How is it wasting taxpayers funds if they needed a new fridge? Presumably they have been meeting their DSs needs from their income so what difference does it make if they bought a fridge? Should they have gone without? Maybe not having a working fridge might have made them sick? Presumably, since they both work, they also pay tax. But feckless scroungers eh? And working in the NHS. Shame on them.

A new mantra for you OP

“Well it might look like that to them, but they’re wrong.”

Accompanied by a shrug of the shoulders and a what can you do face.

You BOUGHT a new fridge/freezer. You didn’t brought it.

My DD gets DLA too and I wouldn’t dream of spending it on a fridge/freezer! It gets spent on her and her needs!
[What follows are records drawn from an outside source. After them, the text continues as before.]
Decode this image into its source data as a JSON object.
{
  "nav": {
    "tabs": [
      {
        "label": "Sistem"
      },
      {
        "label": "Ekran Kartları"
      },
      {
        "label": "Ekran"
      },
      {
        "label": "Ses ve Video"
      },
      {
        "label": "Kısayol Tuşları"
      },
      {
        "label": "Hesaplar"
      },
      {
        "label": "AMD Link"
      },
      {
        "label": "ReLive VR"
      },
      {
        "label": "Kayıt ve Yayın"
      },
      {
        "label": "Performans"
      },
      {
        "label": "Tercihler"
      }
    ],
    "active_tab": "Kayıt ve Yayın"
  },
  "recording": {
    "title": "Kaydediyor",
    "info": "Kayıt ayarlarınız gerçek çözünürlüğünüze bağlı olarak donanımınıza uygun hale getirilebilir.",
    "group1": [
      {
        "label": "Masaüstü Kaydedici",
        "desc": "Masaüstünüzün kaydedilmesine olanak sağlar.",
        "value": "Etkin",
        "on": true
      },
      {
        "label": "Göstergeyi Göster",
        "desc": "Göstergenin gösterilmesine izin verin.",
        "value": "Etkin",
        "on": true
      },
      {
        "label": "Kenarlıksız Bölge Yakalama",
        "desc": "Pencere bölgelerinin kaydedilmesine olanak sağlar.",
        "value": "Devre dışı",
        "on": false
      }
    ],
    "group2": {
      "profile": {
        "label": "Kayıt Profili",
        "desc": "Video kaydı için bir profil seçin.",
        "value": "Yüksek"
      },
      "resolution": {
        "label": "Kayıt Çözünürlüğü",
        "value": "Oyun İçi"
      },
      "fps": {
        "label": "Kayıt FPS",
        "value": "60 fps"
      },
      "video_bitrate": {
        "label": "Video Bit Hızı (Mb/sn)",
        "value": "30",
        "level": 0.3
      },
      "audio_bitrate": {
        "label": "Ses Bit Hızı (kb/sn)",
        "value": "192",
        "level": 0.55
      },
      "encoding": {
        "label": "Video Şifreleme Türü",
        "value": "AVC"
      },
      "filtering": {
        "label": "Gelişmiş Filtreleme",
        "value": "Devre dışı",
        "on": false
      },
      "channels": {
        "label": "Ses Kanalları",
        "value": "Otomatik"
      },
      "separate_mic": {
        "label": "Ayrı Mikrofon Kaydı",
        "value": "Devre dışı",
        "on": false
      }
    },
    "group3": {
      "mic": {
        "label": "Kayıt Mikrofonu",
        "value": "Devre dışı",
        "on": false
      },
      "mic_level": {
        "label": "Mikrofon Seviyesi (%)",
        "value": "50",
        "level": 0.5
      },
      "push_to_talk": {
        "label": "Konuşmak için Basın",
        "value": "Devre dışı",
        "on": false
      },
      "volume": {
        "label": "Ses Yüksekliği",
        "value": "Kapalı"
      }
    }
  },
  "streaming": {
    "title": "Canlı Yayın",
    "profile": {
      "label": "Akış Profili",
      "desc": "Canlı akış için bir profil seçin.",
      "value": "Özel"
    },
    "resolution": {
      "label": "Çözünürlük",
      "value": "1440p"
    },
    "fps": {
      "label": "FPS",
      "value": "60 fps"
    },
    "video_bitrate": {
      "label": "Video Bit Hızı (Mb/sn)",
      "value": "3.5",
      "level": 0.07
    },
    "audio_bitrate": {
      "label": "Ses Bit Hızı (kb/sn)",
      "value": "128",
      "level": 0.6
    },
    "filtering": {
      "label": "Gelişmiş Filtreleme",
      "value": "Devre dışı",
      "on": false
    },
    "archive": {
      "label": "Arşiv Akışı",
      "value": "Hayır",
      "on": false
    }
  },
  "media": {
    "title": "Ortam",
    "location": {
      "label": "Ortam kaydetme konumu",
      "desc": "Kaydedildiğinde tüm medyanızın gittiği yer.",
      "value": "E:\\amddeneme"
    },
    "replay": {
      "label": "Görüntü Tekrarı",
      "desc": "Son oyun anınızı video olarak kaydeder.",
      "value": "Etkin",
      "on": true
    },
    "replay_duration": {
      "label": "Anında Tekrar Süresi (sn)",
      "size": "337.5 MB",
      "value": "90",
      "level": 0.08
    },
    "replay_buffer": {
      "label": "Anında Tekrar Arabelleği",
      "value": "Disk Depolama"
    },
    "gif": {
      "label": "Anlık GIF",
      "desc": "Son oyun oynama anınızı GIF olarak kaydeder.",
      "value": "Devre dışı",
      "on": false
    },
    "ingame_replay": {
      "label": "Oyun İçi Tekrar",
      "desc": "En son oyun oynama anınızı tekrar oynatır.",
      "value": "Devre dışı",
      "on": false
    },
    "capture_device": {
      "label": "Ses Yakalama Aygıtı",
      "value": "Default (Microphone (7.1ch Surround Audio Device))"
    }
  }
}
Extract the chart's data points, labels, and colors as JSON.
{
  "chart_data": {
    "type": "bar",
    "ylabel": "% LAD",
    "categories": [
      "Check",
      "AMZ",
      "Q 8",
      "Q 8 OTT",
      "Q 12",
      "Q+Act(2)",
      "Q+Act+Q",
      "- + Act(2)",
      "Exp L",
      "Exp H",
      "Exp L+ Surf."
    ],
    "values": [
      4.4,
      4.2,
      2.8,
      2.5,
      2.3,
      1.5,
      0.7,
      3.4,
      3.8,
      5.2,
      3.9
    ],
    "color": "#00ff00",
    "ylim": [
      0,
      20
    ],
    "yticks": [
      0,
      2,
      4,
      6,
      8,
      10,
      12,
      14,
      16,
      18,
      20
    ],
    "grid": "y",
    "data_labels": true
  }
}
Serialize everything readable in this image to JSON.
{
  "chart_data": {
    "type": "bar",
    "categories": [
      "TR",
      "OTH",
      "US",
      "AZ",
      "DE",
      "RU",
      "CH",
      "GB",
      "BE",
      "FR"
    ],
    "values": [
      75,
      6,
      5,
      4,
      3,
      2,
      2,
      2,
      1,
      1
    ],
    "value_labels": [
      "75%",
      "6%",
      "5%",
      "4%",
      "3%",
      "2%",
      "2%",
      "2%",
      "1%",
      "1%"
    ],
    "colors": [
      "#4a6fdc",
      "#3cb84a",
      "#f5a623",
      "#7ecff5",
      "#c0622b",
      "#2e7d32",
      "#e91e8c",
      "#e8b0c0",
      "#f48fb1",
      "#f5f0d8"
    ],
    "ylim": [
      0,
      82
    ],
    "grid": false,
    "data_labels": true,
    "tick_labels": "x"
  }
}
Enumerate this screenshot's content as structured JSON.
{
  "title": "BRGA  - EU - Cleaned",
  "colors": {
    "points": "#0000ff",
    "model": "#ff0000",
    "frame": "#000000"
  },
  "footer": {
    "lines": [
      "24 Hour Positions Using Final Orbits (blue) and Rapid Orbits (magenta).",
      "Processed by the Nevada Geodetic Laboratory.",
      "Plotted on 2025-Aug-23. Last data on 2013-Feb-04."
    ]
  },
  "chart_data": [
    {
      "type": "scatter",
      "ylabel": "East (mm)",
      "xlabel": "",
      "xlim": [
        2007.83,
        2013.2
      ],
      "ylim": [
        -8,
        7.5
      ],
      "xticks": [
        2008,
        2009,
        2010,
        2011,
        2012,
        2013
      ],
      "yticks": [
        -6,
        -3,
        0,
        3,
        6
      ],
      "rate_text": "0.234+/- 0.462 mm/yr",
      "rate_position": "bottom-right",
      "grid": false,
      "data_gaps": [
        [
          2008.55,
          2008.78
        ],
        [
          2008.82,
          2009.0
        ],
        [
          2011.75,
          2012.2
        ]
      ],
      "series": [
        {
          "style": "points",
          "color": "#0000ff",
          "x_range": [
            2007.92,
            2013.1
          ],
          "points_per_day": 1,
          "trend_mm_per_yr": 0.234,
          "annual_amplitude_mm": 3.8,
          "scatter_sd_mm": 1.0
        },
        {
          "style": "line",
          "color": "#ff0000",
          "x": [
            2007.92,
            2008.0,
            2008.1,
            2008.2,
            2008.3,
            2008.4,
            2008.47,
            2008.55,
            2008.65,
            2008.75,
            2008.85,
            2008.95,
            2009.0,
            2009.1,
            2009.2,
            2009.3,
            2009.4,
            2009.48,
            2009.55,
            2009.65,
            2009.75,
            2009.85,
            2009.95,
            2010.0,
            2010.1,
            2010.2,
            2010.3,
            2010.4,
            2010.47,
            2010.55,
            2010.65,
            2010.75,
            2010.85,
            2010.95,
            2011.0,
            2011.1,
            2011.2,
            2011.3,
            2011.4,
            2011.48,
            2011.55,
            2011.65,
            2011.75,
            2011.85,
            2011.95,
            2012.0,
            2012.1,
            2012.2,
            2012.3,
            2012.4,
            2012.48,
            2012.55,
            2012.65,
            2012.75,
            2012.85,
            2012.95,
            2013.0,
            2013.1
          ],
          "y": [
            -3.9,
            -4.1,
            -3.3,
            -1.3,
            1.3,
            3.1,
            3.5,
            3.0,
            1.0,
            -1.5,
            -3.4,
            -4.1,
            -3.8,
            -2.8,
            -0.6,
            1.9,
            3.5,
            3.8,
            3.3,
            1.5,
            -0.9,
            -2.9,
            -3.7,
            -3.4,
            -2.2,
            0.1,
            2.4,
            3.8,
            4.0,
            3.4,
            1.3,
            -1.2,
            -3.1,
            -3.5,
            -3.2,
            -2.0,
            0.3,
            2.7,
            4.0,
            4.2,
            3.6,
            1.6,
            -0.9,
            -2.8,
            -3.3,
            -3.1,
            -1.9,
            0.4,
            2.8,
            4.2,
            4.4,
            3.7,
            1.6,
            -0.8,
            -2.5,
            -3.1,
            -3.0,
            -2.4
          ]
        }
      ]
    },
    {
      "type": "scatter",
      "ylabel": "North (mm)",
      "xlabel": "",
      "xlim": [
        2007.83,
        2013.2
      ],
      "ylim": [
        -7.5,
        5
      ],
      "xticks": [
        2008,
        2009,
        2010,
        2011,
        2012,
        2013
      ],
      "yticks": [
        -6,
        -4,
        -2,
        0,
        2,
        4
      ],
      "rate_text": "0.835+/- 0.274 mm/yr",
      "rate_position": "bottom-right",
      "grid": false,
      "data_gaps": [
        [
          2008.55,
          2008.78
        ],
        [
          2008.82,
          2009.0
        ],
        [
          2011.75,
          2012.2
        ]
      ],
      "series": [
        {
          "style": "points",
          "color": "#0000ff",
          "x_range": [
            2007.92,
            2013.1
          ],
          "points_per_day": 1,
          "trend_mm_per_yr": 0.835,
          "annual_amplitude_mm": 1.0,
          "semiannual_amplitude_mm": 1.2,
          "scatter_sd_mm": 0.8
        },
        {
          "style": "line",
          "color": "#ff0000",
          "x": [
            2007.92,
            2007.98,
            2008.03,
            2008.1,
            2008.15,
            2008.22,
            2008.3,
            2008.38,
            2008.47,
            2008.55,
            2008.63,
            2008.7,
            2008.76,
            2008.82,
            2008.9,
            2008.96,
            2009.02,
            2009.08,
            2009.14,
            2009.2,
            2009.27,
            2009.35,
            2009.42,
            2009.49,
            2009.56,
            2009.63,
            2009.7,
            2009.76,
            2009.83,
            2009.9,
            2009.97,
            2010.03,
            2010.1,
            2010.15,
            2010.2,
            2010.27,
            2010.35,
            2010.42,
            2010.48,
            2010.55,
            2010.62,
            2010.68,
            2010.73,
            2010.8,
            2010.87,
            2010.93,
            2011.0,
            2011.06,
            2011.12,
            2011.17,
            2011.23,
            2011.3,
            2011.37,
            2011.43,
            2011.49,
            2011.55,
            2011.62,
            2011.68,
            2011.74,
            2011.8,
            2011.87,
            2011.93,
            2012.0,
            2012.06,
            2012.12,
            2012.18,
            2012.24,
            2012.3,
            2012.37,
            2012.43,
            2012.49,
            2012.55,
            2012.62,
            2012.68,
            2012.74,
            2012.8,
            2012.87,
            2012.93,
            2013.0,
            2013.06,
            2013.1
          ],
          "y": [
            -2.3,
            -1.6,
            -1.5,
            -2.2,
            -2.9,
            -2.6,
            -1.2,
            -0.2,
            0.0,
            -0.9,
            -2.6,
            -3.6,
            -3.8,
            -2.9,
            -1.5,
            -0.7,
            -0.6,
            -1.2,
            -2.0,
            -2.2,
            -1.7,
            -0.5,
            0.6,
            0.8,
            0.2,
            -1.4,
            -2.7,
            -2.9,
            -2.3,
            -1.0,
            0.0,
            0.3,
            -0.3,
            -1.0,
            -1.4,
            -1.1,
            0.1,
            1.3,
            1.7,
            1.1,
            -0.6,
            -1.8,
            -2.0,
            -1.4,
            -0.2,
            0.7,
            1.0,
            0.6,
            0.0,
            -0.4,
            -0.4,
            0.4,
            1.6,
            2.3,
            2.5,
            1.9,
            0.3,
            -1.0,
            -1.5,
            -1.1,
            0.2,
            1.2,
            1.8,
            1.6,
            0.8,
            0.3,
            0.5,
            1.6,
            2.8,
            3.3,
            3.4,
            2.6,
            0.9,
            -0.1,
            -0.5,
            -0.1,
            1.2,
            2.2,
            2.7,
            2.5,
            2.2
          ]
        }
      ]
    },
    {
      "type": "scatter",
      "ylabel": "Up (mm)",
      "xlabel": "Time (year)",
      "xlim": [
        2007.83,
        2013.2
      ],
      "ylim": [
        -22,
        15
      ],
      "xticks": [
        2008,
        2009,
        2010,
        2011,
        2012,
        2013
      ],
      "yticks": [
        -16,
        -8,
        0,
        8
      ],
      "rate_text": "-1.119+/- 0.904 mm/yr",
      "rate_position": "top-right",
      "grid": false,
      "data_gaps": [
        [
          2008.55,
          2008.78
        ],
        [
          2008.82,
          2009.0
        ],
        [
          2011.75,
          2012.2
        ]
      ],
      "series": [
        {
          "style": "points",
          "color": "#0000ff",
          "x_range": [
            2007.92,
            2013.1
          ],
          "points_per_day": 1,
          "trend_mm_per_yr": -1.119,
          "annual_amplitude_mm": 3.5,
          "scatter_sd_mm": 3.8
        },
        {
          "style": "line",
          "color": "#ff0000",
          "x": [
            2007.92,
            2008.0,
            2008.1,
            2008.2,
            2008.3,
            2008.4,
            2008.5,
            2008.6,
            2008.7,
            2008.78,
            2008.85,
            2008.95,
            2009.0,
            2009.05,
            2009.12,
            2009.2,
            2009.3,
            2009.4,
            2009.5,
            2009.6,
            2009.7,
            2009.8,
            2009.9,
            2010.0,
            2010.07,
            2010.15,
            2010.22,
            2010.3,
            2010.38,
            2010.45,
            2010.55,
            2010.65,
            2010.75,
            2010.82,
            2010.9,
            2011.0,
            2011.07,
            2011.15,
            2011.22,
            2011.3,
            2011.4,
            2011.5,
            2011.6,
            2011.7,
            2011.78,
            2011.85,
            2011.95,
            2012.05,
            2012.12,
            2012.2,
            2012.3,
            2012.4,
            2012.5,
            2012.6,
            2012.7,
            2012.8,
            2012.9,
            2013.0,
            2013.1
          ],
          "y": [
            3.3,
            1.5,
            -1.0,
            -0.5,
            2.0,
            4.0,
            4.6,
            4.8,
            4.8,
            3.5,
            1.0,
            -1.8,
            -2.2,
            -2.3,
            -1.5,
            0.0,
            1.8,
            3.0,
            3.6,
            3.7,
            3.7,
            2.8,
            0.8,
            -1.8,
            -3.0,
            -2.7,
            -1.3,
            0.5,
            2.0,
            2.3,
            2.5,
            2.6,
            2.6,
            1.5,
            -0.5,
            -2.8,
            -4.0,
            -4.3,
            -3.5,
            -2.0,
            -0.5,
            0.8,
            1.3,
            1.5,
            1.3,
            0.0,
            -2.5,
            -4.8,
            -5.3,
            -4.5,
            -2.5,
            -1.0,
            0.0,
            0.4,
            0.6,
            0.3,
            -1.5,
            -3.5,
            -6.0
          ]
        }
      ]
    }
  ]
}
Wow…you do not know why they got a new fridge/freezer. If the old one had had it, surly it’s a family need. They don’t sound has if they are rolling in it by renting from in-laws, and who’s bragging about shiny new things. It amazes me how judgmental people are on here.

Thank you….have been thinking the same. People are so judgemental.

i wouldn’t be spending this money on this type of thing, if he doesn’t need anything now put to one side for when he does

So if you needed a new fridge freezer you would go without to the detriment of your whole family including your child with SEN and leave the money in the bank for a hypothetical future need?

Sorry but I don’t believe you.

But you can't specifically say where the money for the fridge freezer came from. The DLA money would have been put in OP's bank account, together with any earnings and UC. She may well have spent all, or most of the DLA on items/services etc related to DC's disability, and that then left some of her own money in the bank which she used to purchase a fridge freezer.

People tend to forget/not understand how much more expensive life is if you are disabled or have a disabled child.

Do you not think the child will benefit by having a working fridge in the home? Or a less cluttered home by skipping stuff? Or do you think the child should have their own fridge and no other family members are allowed to use it?
That family are taxpayers too.

DLA very often subsides a families lost income due to one or both parents unable to work due to the care needs/ lack of appropriate school places/ lack of social care support. People on her commenting about how it should be spent will be people who have no clue as they have never been in that position.